Response to: Kniepeiss D et al. (2008) Cystatin C has prognostic value after liver transplantation. Nat Clin Pract Nephrol [doi:10.1038/ncpneph0765]

Original article: Pham P-TT et al. (2007) Renal function outcomes following liver transplantation and combined liver–kidney transplantation. Nat Clin Pract Nephrol 3: 507–514 doi:10.1038/ncpneph0574

We thank Kniepeiss et al. for their letter regarding the use of cystatin C versus serum creatinine and creatinine clearance as measures of renal function in orthotopic liver transplantation (OLT) and as predictors of post-OLT renal function. Evidence that cystatin C provides a more accurate estimation of glomerular filtration rate in pediatric and adult liver transplant recipients, compared with serum creatinine or creatinine-based formulas, is accumulating.1,2,3,4

In a study involving 90 patients undergoing OLT, Kniepeiss et al. showed that all of those with pre-OLT cystatin C values in the physiological range had stable post-OLT renal function, whereas patients with pre-OLT pathological cystatin C concentrations developed kidney dysfunction after transplantation. To determine the power of pre-OLT cystatin C level, creatinine clearance and serum creatinine concentration to predict the incidence of post-OLT renal failure, Kniepeiss et al. performed a stepwise binary logistic regression analysis.
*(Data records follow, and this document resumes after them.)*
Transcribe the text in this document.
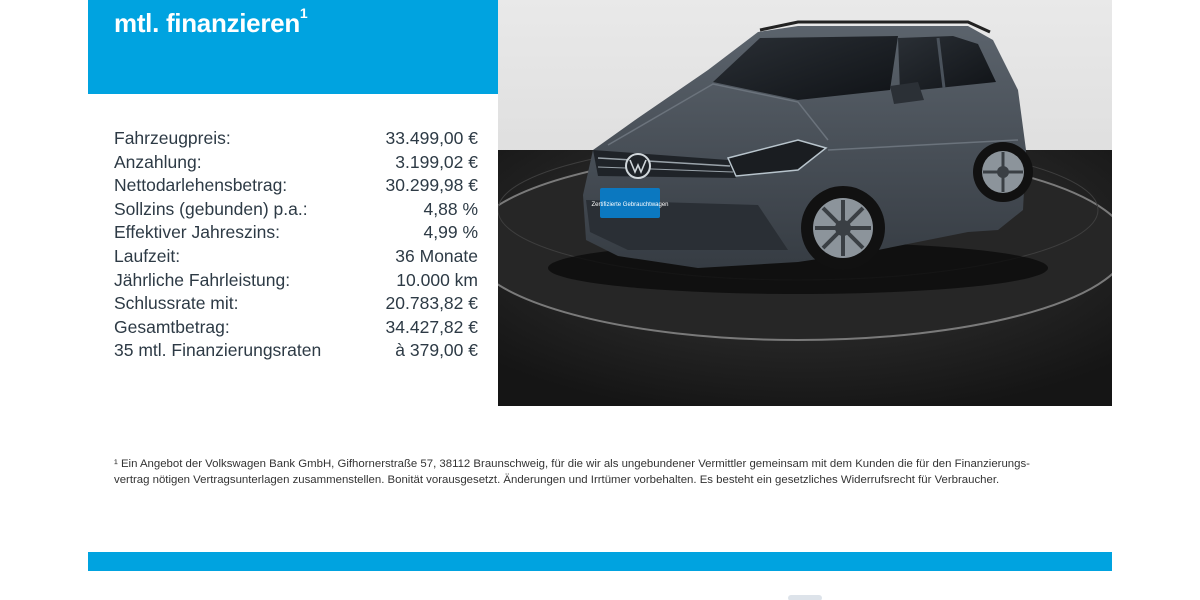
mtl. finanzieren$^1$
Fahrzeugpreis:	33.499,00 €
Anzahlung:	3.199,02 €
Nettodarlehensbetrag:	30.299,98 €
Sollzins (gebunden) p.a.:	4,88 %
Effektiver Jahreszins:	4,99 %
Laufzeit:	36 Monate
Jährliche Fahrleistung:	10.000 km
Schlussrate mit:	20.783,82 €
Gesamtbetrag:	34.427,82 €
35 mtl. Finanzierungsraten	à 379,00 €
Zertifizierte Gebrauchtwagen
¹ Ein Angebot der Volkswagen Bank GmbH, Gifhornerstraße 57, 38112 Braunschweig, für die wir als ungebundener Vermittler gemeinsam mit dem Kunden die für den Finanzierungs-
vertrag nötigen Vertragsunterlagen zusammenstellen. Bonität vorausgesetzt. Änderungen und Irrtümer vorbehalten. Es besteht ein gesetzliches Widerrufsrecht für Verbraucher.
This analysis clearly showed that cystatin C concentration had prognostic significance (P < 0.05) at any timepoint, whereas serum creatinine level and creatinine clearance did not. The odds ratios for serum creatinine, creatinine clearance and cystatin C were 4.52, 1.07 and 60,011,090, respectively. The authors concluded that cystatin C “has high prognostic value for detection of early stage kidney dysfunction after liver transplantation” and suggested that “cystatin C could be another helpful marker for the screening and monitoring of patients before and after liver transplantation.”

Kniepeiss et al. provided important data that could eventually be clinically beneficial. We are concerned, however, that their conclusion might be too generalized. Kniepeiss et al. neglected to include their reference ranges for cystatin C (physiological and pathological), definition and etiology of kidney dysfunction, and duration of follow-up. Discrepancies between currently available studies of potential predictive factors for renal dysfunction following successful OLT might result, at least in part, from different definitions of renal dysfunction, etiologies of renal disease and duration of follow-up. Furthermore, rather than reporting the risk-factor profile for renal dysfunction pre-OLT and post OLT, Kniepeiss et al. loosely documented the risk-factor profile as “usual”. Documentation of a detailed risk-factor profile would have been invaluable in assessing the independent effect of cystatin C on renal function outcomes after OLT.

Nevertheless, the data of Kniepeiss et al. are in accordance with the findings of other investigators that cystatin C might be a better surrogate marker for glomerular filtration rate than serum creatinine or creatinine clearance, particularly in cirrhotic patients and recipients of liver grafts.1,2,3,4 We concur with Kniepeiss et al. that measurement of cystatin C level could be a useful tool for the screening and monitoring of patients prior to and after OLT. Several problems must be solved, however, before cystatin C can be recommended for routine use in clinical settings. These include the availability of standardized assays for cystatin C, the optimal cystatin C cutoff value for specific patient populations including cirrhotics, recipients of solid organ transplants, children and the elderly, and the relatively high cost of measuring cystatin C compared with that of determining serum creatinine level.